The Cost of Applause
What awards, packed dining rooms, and glossy headlines don’t tell you about surviving in restaurants
Recently, I opened my second restaurant. Sometimes—in casual conversations, at industry events, or through flattering headlines—I hear myself described as "successful." Each time, without fail, my gut clenches. Success feels like a borrowed jacket: ill-fitting, uncomfortable, clearly meant for someone else. Maybe it's imposter syndrome. Maybe it's the creeping sense that "success" is measured by outside perception rather than what's happening behind the scenes. Either way, the label never feels like it truly belongs to me.
Because success in restaurants is a slippery beast. From the outside, it looks simple enough—packed dining rooms, polished Instagram reels of gleaming wine glasses and flaming grills, and maybe even your name splashed in glossy magazines. But peek behind the curtain, and the reality is usually starkly different.
I remember clearly a trip to London a few years back, just over a year after opening BANK, my first place and my biggest gamble. A few of us from Bristol had travelled down for one of those industry gatherings—part curiosity, part networking, part hoping to confirm we weren't completely mad.
At the event, I found myself face-to-face with someone I genuinely admired—a veteran operator running a string of respected Bristol restaurants. When I mentioned BANK, he gripped my shoulder warmly and said, "Mate, you’re absolutely killing it. Well done."
I nodded, smiled, and played along. Inside, though, my stomach was churning like bad shellfish. Just days before, I’d drained my savings to make payroll. Suppliers were calling daily about unpaid invoices, and the overdraft was maxed out. Success? At that moment, it was nothing more than hanging on, patched up with desperation and hope.
BANK has since featured three times in Top 100 UK Restaurant lists. Each time brought a fleeting thrill—a rare validation that briefly lifted morale. But none of those accolades ever miraculously translated into profit. Public celebration masked a private struggle. We were applauded on stage but quietly scrambling to keep the lights on behind it.
This contradiction haunted me because if you asked ten restaurateurs what success looks like, you’d get ten different answers.
For some, success equals accolades—Michelin stars, Bib Gourmands, those elusive lists. They glitter enticingly, but chasing them often ends the same way: burnout, mounting debt, and exhaustion.
Others define success as a packed reservation book, enthusiastic media coverage, and an ever-growing social media following. Yet I've stood in fully booked dining rooms, knowing the numbers still didn’t add up by the end of the night.
Then there are those quiet places—no glowing reviews, no social media frenzy, just regulars coming back faithfully week after week.

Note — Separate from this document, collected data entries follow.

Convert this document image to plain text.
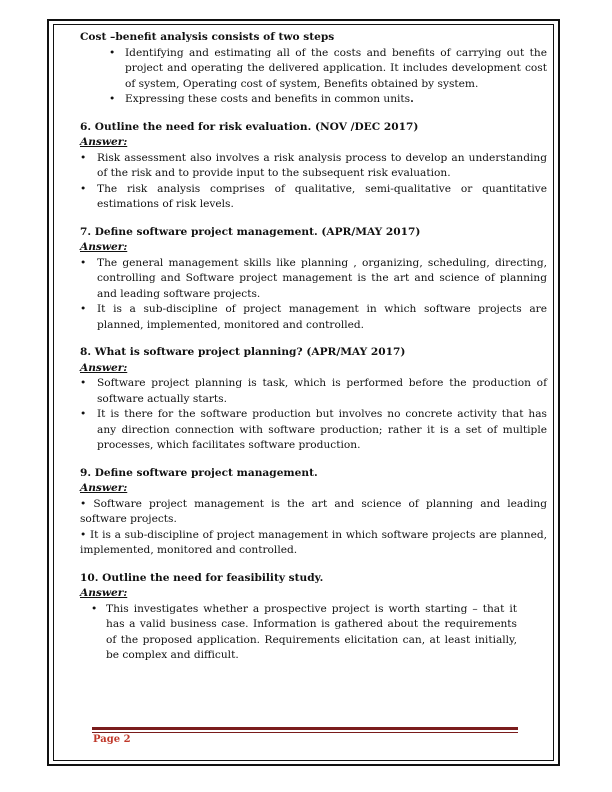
Cost –benefit analysis consists of two steps

• Identifying and estimating all of the costs and benefits of carrying out the project and operating the delivered application. It includes development cost of system, Operating cost of system, Benefits obtained by system.
• Expressing these costs and benefits in common units.

6. Outline the need for risk evaluation. (NOV /DEC 2017)

Answer:

• Risk assessment also involves a risk analysis process to develop an understanding of the risk and to provide input to the subsequent risk evaluation.
• The risk analysis comprises of qualitative, semi-qualitative or quantitative estimations of risk levels.

7. Define software project management. (APR/MAY 2017)

Answer:

• The general management skills like planning , organizing, scheduling, directing, controlling and Software project management is the art and science of planning and leading software projects.
• It is a sub-discipline of project management in which software projects are planned, implemented, monitored and controlled.

8. What is software project planning? (APR/MAY 2017)

Answer:

• Software project planning is task, which is performed before the production of software actually starts.
• It is there for the software production but involves no concrete activity that has any direction connection with software production; rather it is a set of multiple processes, which facilitates software production.

9. Define software project management.

Answer:

• Software project management is the art and science of planning and leading software projects.

• It is a sub-discipline of project management in which software projects are planned, implemented, monitored and controlled.

10. Outline the need for feasibility study.

Answer:

• This investigates whether a prospective project is worth starting – that it has a valid business case. Information is gathered about the requirements of the proposed application. Requirements elicitation can, at least initially, be complex and difficult.
Page 2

Bills get paid, staff seem content, and the restaurant runs steadily, invisibly, under the radar. I think of a little Spanish restaurant on the first floor of a building in a back street in Bath—laminated menus, plastic chairs, not a whisper online—but the same faces fill it every lunchtime. Nobody photographs the patatas bravas, but the lights reliably stay on.
The restaurant owner's holy grail, of course, is somehow balancing respect, profitability, consistent trade, and a genuinely good working environment. But most of us are permanently spinning plates, sacrificing one priority to keep another alive.
Beneath this frantic pursuit lies a darker truth. I've witnessed chefs and owners obsessively chase perfection until they spiral into burnout. Kitchens become pressure cookers, powered more by anxiety than passion. Behind the curated Instagram posts, there are crumbling relationships, worsening mental health, and quiet panic attacks in the walk in. No one documents those moments on social media.
I know this because I’ve lived it. One evening, just minutes before a busy dinner service at BANK, I had a sudden panic attack outside. Frozen, unable to breathe, I cried, and then walked inside to brief the team, blaming parking issues for my lateness. Thankfully, no one noticed.
These moments force uncomfortable reflections. Have I built something real—something with financial stability, genuine community value, and space where people thrive—or is it just a beautifully lit illusion?
Once, success meant glowing reviews, accolades, and industry recognition. Now, it’s about paying my team reliably, seeing familiar faces return, and sleeping through the night without supplier-induced anxiety. It’s about creating a place that’s honest, where the figures make sense, and no one quietly breaks behind the scenes.
Ultimately, success is simpler than headlines. It’s being here—opening the doors, day after day.
This industry is brutal, relentless, often ruthless. If, after all that, you’re still standing—that might just be the only success that matters.
Most people haven't got a clue. This hit home.
I think in these times it’s all about keeping up standards, taking care of your people and surviving, gracefully.